А потом, когда сигарета истлела и Артур прикурил следующую, они выходили наружу, съёжившись и похлопывая себя по плечам — воины страны с рвущимися по швам границами, защитники отечеств, стянутых веком в аморфный ком.
— Мусчины! — хрипел младший сержант Онуфриенко. — Носочек тянуть до хрусту… Носочек тянуть, я сказал!
У брусьев стояло с десяток старослужащих. Пространство вокруг них было пропитано матом и смрадом сигарет «Гуцульские».
— Давай, Ануфа, постриги дикобразов, — крикнул кто-то.
— Сэчас дам, брат-джан, — отозвались из строя. — Так дам, что давалка вспатеет…
— Опух, кабан?! — донеслось с брусьев. — Как со старым разговариваешь?!
— О-ля-ля! Какой ты мне старый, перкеле?! Мой старый в Хаапсалу рыбу ловит.
— Молчать, зверёныши! — брызгал слюной младший сержант Онуфриенко. — Загоняю до озноба!
— Валяй, брат-джан, ганяй. Не сиводня-завтра бардак распустят, из твоей кожи рэмней на партупею нарэжу…
Онуфриенко выругался и повёл расхристанную толпу с плаца. У брусьев к строю примкнули старослужащие.
Артур выбросил окурок и повернулся к шагающей в его сторону ремонтной роте. Надел шапку. Застегнул крючок на воротничке. Поправил ремень и одёрнул гимнастёрку.
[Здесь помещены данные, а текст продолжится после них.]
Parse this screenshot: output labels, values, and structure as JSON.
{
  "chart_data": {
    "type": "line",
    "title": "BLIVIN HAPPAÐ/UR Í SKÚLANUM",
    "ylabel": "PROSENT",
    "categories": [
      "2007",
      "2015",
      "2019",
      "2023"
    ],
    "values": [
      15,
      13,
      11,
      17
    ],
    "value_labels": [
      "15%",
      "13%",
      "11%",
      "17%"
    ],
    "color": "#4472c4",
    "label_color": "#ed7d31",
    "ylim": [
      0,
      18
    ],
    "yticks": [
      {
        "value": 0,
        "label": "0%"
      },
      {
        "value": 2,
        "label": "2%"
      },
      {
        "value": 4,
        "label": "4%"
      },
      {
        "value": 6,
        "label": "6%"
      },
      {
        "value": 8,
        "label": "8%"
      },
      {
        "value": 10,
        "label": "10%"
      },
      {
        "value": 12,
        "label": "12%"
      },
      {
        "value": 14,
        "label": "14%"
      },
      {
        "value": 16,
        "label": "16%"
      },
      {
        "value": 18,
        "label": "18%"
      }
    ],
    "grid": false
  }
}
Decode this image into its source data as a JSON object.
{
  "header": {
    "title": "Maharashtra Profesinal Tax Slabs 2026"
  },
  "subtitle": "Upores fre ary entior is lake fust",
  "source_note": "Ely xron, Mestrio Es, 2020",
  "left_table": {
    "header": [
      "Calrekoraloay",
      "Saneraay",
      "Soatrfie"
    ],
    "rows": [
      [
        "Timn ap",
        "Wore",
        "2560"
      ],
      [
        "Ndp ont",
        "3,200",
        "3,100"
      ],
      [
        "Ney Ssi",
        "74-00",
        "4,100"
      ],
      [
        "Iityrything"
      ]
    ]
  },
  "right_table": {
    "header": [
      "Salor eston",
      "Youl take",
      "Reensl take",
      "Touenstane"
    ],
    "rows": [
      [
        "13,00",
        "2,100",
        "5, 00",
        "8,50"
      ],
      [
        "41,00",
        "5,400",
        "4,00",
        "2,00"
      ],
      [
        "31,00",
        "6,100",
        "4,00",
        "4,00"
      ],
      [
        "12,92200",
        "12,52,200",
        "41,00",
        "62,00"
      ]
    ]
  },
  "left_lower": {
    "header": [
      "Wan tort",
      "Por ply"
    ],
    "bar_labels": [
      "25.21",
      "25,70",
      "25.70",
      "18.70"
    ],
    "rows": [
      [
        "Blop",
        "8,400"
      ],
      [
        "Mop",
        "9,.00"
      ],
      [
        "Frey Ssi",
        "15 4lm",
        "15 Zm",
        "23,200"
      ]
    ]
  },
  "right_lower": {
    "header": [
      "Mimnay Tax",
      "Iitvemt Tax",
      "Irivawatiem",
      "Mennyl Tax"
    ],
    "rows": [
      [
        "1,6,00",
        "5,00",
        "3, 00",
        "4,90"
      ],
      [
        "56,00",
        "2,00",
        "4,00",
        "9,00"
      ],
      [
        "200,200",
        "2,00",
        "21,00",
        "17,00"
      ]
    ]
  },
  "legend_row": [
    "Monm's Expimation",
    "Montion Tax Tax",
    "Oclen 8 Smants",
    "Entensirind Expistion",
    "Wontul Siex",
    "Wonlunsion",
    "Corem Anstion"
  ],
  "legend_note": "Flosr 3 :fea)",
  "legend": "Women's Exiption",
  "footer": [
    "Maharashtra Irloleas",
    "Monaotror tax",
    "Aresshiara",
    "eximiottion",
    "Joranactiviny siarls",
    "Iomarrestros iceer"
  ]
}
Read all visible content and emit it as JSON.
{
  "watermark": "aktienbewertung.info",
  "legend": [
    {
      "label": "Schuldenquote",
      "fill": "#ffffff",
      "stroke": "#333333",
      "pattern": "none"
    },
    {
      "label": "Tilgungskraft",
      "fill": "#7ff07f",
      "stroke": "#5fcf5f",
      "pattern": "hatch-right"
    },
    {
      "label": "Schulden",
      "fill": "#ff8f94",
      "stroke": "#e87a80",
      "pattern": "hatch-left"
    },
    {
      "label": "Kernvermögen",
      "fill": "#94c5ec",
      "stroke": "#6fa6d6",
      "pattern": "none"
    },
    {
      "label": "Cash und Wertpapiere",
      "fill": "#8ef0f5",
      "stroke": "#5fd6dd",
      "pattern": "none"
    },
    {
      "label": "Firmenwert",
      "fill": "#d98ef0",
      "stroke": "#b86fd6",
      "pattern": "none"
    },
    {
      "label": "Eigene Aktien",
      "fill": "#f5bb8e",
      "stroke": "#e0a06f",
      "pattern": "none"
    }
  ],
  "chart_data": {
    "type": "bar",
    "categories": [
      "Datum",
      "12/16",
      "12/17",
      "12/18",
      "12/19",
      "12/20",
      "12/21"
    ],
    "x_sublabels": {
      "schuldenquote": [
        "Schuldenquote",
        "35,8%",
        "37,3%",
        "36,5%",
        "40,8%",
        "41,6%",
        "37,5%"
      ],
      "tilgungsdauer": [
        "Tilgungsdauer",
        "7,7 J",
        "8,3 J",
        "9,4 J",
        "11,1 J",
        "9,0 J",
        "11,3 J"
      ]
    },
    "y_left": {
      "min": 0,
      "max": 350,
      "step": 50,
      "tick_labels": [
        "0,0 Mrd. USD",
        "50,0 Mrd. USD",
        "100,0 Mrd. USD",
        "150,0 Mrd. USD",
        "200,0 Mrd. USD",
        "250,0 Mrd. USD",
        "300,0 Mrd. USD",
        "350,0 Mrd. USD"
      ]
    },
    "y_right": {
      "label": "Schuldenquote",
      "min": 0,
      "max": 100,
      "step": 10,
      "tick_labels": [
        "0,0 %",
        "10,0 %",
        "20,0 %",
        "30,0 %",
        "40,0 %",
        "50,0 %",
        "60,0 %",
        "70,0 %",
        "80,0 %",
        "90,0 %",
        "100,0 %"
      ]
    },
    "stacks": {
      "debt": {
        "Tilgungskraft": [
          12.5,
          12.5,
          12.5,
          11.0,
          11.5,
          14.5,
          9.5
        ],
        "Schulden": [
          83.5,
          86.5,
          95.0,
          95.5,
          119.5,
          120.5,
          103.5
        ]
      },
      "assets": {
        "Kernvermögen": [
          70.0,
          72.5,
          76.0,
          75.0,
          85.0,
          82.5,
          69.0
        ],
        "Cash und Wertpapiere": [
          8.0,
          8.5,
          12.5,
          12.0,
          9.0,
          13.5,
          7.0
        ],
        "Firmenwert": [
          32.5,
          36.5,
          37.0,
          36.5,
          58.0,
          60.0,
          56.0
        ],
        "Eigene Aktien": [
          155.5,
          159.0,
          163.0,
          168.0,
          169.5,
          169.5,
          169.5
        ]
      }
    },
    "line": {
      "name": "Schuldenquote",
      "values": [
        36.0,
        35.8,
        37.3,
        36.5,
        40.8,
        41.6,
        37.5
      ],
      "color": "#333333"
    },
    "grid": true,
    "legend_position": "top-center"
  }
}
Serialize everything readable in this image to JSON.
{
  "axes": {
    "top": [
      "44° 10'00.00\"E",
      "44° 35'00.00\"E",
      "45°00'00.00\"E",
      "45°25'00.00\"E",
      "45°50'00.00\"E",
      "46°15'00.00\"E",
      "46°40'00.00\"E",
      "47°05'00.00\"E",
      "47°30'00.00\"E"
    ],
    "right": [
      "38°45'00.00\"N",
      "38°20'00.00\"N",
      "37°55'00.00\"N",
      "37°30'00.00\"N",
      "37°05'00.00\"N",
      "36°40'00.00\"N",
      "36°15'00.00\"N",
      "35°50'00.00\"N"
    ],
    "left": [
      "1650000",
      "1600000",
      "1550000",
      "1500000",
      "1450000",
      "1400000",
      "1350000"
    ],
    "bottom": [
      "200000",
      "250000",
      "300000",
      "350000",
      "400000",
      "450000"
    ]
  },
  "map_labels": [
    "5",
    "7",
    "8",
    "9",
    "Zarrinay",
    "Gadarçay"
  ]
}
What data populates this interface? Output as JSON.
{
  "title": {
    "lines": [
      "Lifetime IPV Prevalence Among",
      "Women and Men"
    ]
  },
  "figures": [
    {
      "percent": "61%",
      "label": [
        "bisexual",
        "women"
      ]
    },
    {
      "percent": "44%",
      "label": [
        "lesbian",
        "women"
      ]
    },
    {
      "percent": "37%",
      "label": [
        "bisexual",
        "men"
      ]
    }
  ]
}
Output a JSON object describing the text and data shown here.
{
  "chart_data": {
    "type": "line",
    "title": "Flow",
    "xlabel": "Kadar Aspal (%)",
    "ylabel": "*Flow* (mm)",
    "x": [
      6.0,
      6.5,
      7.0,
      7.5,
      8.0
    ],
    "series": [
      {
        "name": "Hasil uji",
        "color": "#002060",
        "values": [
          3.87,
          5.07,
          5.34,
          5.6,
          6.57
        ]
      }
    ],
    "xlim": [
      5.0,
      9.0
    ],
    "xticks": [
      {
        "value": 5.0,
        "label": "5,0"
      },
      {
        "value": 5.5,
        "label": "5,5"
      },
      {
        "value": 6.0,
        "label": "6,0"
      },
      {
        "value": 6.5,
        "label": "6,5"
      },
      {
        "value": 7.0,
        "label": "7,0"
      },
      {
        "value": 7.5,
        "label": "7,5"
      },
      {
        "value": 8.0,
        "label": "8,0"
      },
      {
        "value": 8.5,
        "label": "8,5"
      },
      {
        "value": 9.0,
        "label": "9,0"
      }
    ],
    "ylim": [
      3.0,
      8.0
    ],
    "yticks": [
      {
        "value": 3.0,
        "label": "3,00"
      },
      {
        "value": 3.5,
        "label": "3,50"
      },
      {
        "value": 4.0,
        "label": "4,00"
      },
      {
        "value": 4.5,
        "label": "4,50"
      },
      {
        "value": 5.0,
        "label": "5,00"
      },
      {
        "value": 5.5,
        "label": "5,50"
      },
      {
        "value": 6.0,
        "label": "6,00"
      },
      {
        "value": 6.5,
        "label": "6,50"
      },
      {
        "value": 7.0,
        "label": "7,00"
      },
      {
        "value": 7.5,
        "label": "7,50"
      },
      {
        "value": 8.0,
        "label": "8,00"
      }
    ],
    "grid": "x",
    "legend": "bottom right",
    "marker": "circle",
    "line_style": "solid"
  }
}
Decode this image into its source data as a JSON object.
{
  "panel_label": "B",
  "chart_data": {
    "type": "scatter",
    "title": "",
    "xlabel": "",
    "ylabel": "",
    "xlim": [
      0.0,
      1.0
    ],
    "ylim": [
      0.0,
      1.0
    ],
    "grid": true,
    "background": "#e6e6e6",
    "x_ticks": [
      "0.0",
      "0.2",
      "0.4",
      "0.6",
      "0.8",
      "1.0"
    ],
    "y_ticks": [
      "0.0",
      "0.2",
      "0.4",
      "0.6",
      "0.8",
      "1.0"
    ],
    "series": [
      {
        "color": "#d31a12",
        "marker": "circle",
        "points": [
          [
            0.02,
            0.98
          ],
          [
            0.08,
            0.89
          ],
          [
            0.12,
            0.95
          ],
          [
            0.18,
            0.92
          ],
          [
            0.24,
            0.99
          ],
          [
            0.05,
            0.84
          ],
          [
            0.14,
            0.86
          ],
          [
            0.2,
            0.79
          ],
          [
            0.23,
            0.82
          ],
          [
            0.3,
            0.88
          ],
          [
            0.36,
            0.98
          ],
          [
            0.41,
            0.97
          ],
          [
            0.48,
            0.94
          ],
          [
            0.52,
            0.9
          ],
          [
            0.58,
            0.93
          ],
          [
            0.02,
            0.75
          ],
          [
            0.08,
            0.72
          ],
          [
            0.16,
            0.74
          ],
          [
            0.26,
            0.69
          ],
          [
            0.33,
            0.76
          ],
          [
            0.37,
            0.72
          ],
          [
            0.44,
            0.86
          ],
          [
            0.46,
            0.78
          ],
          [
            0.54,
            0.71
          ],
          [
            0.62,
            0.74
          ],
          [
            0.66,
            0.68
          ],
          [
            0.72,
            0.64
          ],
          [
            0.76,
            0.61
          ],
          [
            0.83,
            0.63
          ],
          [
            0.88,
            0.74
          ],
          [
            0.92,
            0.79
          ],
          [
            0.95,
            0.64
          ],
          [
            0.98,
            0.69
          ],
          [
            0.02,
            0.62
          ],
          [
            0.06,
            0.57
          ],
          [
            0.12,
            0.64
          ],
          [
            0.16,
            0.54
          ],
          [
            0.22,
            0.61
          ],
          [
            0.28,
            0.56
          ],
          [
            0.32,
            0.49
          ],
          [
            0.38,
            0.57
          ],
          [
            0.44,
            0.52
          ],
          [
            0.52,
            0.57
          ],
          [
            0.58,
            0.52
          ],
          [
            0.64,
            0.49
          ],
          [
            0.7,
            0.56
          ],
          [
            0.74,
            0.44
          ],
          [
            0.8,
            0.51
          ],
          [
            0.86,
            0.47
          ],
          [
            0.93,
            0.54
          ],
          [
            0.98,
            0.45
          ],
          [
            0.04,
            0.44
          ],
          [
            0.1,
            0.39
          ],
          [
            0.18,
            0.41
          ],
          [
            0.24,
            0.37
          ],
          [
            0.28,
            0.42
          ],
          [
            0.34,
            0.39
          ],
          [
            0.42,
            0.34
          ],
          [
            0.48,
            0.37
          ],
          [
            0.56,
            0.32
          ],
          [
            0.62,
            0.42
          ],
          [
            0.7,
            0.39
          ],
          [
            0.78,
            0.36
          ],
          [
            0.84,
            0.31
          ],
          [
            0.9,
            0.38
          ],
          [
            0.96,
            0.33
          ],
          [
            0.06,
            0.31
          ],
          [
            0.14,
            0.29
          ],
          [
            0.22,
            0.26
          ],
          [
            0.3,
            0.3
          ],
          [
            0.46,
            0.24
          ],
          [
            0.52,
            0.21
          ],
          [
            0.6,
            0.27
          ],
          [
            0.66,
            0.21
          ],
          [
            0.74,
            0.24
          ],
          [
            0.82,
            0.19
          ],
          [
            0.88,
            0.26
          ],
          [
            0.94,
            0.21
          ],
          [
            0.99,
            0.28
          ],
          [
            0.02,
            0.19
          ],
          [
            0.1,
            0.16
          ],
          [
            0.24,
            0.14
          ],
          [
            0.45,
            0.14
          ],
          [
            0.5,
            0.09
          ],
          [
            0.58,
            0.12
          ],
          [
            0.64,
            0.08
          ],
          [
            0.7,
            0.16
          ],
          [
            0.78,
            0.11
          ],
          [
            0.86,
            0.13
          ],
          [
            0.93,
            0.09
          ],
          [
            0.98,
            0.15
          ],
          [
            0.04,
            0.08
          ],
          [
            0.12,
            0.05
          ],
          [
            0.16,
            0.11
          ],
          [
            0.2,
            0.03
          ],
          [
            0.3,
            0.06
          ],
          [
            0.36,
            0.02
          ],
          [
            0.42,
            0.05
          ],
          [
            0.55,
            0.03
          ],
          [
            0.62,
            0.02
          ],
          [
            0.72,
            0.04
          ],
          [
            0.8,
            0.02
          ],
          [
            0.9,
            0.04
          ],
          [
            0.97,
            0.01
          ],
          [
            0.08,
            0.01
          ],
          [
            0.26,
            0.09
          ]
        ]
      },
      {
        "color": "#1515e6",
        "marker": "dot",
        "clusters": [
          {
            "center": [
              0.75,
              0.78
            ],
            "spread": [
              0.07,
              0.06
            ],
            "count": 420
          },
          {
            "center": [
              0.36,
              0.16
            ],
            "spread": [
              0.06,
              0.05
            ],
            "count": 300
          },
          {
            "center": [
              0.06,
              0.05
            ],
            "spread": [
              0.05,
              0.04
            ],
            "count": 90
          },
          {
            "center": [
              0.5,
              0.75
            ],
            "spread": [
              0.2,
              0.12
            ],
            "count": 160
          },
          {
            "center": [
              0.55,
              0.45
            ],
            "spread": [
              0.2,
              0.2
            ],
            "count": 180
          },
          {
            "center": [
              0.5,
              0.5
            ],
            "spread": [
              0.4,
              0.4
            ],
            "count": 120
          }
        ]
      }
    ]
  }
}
Когда между ним и первой шеренгой оставалось несколько шагов, младший сержант Онуфриенко вскинул голову и закричал:
— Равняйсь! Смирря! Равнение — на — ле-у!
Артур поднял ладонь к виску. Невольно затаил дыхание.
Они шагали сейчас в его честь. Вытянутые по струнке. С идеальной оттяжкой носка. И младший сержант Онуфриенко рисковал гауптвахтой.
О да! Ради этого стоило жить! Ради этого стоило гнить на гарнизонной киче, вдыхая хлорку и поливая слезами пол!
Проводив взглядом чеканящий шаг строй, Артур опустил руку. Обернулся. К подъезду подходил батальон охраны. В утренней тьме показался он Артуру непривычно малочисленным.
— Батальон, смирно! Равнение на… право! — крикнул сержант Качарава, и Артур снова поднял руку.
И всё. Потом они ушли в столовую, вдавливать в ломоть хлеба податливую желтоватую святыню, глотать комки каши из неведомых доселе круп. Артур остался один.